用蛋白质探测大脑回路和行为：蛋白质相互作用调节剂

• 批准号: 10607051
• 负责人: Fernanda Laezza
• 金额: $ 82.42万
• 依托单位: UNIVERSITY OF TEXAS MED BR GALVESTON
• 依托单位国家: 美国
• 财政年份: 2023
• 资助国家: 美国
• 起止时间: 2023-02-01 至 2026-11-30
• 项目状态: 未结题
• 来源: https://reporter.nih.gov/project-details/10607051
• 关键词: Action Potentials; Acute; Affect; Anhedonia; Behavior; Behavioral; Binding; Biological; Biological Assay; Biology; Bioluminescence; Brain; Brain Diseases; Cardiac; Cells; Central Nervous System Agents; Chemicals; Classification; Clinical; Collection; Communities; Complement; Complex; Development; Disease; Dose; Drug Design; Drug Kinetics; Electrophysiology (science); Excretory function; Fluorescence; Foundations; Functional disorder; Genetic; Globus Pallidus; Goals; Ion Channel; Knowledge; Lead; Ligand Binding; Ligands; Link; Luciferases; Manuals; Measures; Mental disorders; Metabolic; Metabolism; Molecular; Molecular Probes; Motivation; Mus; Nature; Nervous System; Neurons; Neuropharmacology; Nucleus Accumbens; Outcome; Output; Pathway interactions; Permeability; Process; Protein Isoforms; Proteins; Regulation; Research; Rewards; Role; SCN8A gene; Slice; Solubility; Surface Plasmon Resonance; Therapeutic; Toxic effect; Transgenic Mice; Validation; Ventral Tegmental Area; absorption; addiction; behavior test; blood-brain barrier permeabilization; cell type; clinical efficacy; design; drug discovery; fibroblast growth factor-14; flexibility; gamma-Aminobutyric Acid; hedonic; high throughput screening; improved; in vitro activity; in vivo; innovation; intermolecular interaction; loss of function; luminescence; motivated behavior; mutant; nanomolar; neural circuit; neuronal excitability; neuropsychiatric disorder; novel; novel therapeutic intervention; optogenetics; patch clamp; pre-clinical; protein protein interaction; psychologic; receptor; response; small molecule; small molecule libraries; therapeutic development; tool; validation studies; voltage

ABSTRACT Psychiatric diseases are complex brain disorders associated with maladaptive plasticity of the brain circuit for which we lack predictive preclinical measures of clinical efficacy. To fill this gap, we need to use molecular knowledge to inform development of novel probes in order to interrogate the mechanisms that underlie circuit deficits in these disorders and drive advanced therapeutic design.
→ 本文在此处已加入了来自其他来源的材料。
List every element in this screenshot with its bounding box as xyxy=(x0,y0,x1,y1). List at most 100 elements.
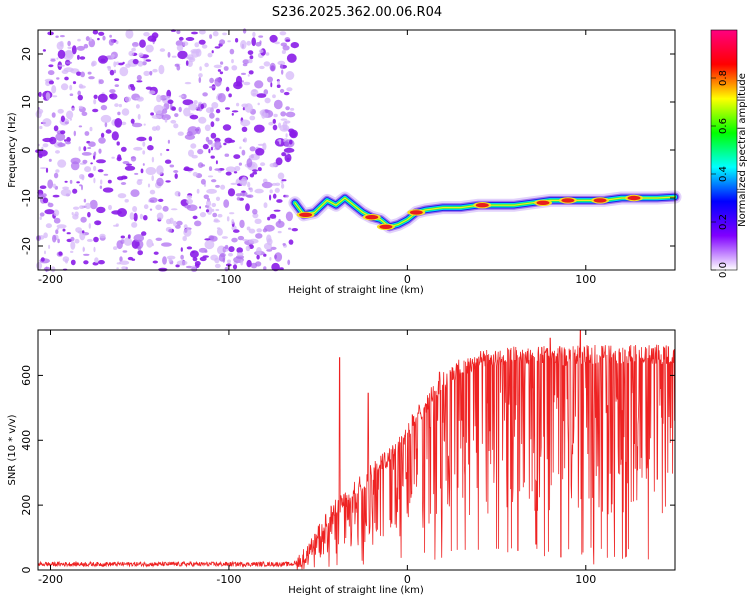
noise-blob xyxy=(178,36,184,41)
noise-blob xyxy=(211,102,219,109)
noise-blob xyxy=(242,239,249,242)
noise-blob xyxy=(254,188,264,194)
noise-blob xyxy=(126,163,132,166)
noise-blob xyxy=(275,157,283,166)
noise-blob xyxy=(56,77,60,80)
noise-blob xyxy=(56,224,67,229)
noise-blob xyxy=(135,97,142,100)
noise-blob xyxy=(155,237,163,241)
noise-blob xyxy=(204,62,209,68)
noise-blob xyxy=(39,167,47,170)
noise-blob xyxy=(276,199,283,203)
noise-blob xyxy=(198,116,207,124)
noise-blob xyxy=(284,194,289,198)
noise-blob xyxy=(93,165,97,172)
noise-blob xyxy=(88,76,95,80)
noise-blob xyxy=(161,114,171,121)
noise-blob xyxy=(269,194,272,201)
noise-blob xyxy=(225,86,230,92)
noise-blob xyxy=(139,213,143,220)
noise-blob xyxy=(113,224,118,227)
noise-blob xyxy=(236,247,243,254)
noise-blob xyxy=(51,112,56,118)
noise-blob xyxy=(71,212,74,216)
noise-blob xyxy=(191,50,200,58)
noise-blob xyxy=(177,50,188,60)
noise-blob xyxy=(233,229,240,233)
noise-blob xyxy=(170,102,173,108)
noise-blob xyxy=(52,183,57,188)
noise-blob xyxy=(274,187,280,193)
noise-blob xyxy=(246,40,251,46)
noise-blob xyxy=(164,159,172,164)
noise-blob xyxy=(197,148,204,155)
noise-blob xyxy=(57,159,67,168)
noise-blob xyxy=(227,188,236,197)
noise-blob xyxy=(42,118,52,127)
noise-blob xyxy=(241,149,246,156)
noise-blob xyxy=(169,164,175,168)
noise-blob xyxy=(83,198,87,203)
noise-blob xyxy=(87,147,92,149)
noise-blob xyxy=(151,126,158,131)
noise-blob xyxy=(85,202,91,210)
noise-blob xyxy=(184,204,191,209)
noise-blob xyxy=(281,50,286,54)
noise-blob xyxy=(130,189,140,198)
noise-blob xyxy=(283,147,295,153)
noise-blob xyxy=(92,29,99,35)
noise-blob xyxy=(260,162,266,167)
noise-blob xyxy=(67,40,71,47)
noise-blob xyxy=(273,113,278,118)
noise-blob xyxy=(80,216,87,223)
noise-blob xyxy=(256,254,260,260)
y-tick-label: 0 xyxy=(20,147,33,154)
noise-blob xyxy=(78,125,83,128)
noise-blob xyxy=(243,137,248,143)
noise-blob xyxy=(263,61,271,67)
noise-blob xyxy=(191,250,195,254)
noise-blob xyxy=(98,137,106,144)
noise-blob xyxy=(182,99,194,106)
noise-blob xyxy=(222,32,228,36)
noise-blob xyxy=(69,93,74,96)
noise-blob xyxy=(93,177,96,184)
noise-blob xyxy=(212,31,219,37)
colorbar-tick-label: 0.0 xyxy=(718,262,729,278)
noise-blob xyxy=(282,243,286,246)
noise-blob xyxy=(191,31,198,35)
noise-blob xyxy=(249,115,256,121)
noise-blob xyxy=(122,161,130,165)
noise-blob xyxy=(192,257,198,262)
noise-blob xyxy=(261,109,266,119)
noise-blob xyxy=(53,217,61,224)
noise-blob xyxy=(224,153,230,157)
noise-blob xyxy=(94,257,99,264)
noise-blob xyxy=(291,228,298,232)
noise-blob xyxy=(150,112,155,116)
noise-blob xyxy=(281,152,286,157)
snr-x-axis-label: Height of straight line (km) xyxy=(288,585,424,596)
noise-blob xyxy=(114,118,123,128)
noise-blob xyxy=(66,110,74,120)
noise-blob xyxy=(47,202,54,208)
noise-blob xyxy=(43,232,48,239)
noise-blob xyxy=(151,175,154,182)
noise-blob xyxy=(158,64,165,75)
noise-blob xyxy=(100,114,112,123)
noise-blob xyxy=(52,95,58,98)
noise-blob xyxy=(213,218,219,222)
colorbar-label: Normalized spectral amplitude xyxy=(737,73,748,227)
noise-blob xyxy=(233,171,238,174)
noise-blob xyxy=(100,179,103,185)
noise-blob xyxy=(64,76,69,81)
noise-blob xyxy=(273,209,281,212)
noise-blob xyxy=(231,65,238,71)
noise-blob xyxy=(229,48,235,55)
noise-blob xyxy=(135,104,140,109)
noise-blob xyxy=(286,87,293,92)
noise-blob xyxy=(186,195,193,199)
noise-blob xyxy=(253,124,265,133)
noise-blob xyxy=(133,212,138,222)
Protein-protein interactions (PPI) within ion channel complexes fine-tune neuronal excitability and are emerging as links to the biology of psychiatric disorders. Their highly specific and flexible interfaces make protein-channel interactions ideal targets for probe development. Such molecular probes would provide the neuropharmacology community with optimal research tools to parse out brain disease complexities and enable more effective drug design. We have identified the PPI between the voltage-gated Na+ (Nav) Nav1.6 channel and its accessory regulator protein, fibroblast growth factor 14 (FGF14) as a functionally relevant regulator of excitability of medium spiny neurons (MSN) in the nucleus accumbens (NAc); a central component of the mesocorticolimbic circuit whose dysfunction has been associated with a wide spectrum of neuropsychiatric disorders. Through a bioluminescence-based high-throughput screen (HTS) and a round of chemical optimization we have identified the new brain permeable probe 1028 that modulates FGF14:Nav1.6 channel complex formation and increases Nav1.6 channel availability and MSN firing. When systemically administrated, 1028 increases accumbal neuron firing and promotes hedonic states in situations lacking motivation, suggesting the compound can modulate reward-related behaviors within the mesocorticolimbic circuit. Here, we are proposing to further optimize 1028 for in vivo use by improving its potency and metabolic stability and determine its mechanism of action at the molecular (Aim 1), cellular (Aim 2), circuital, and behavioral levels (Aim 3). Outcomes of this proposed research will generate the first-in-class brain-permeant chemical probes to interrogate the reward circuit, providing the foundation for pre-therapeutic development of a new class of PPI-based leads for a broad spectrum of psychiatric disorders.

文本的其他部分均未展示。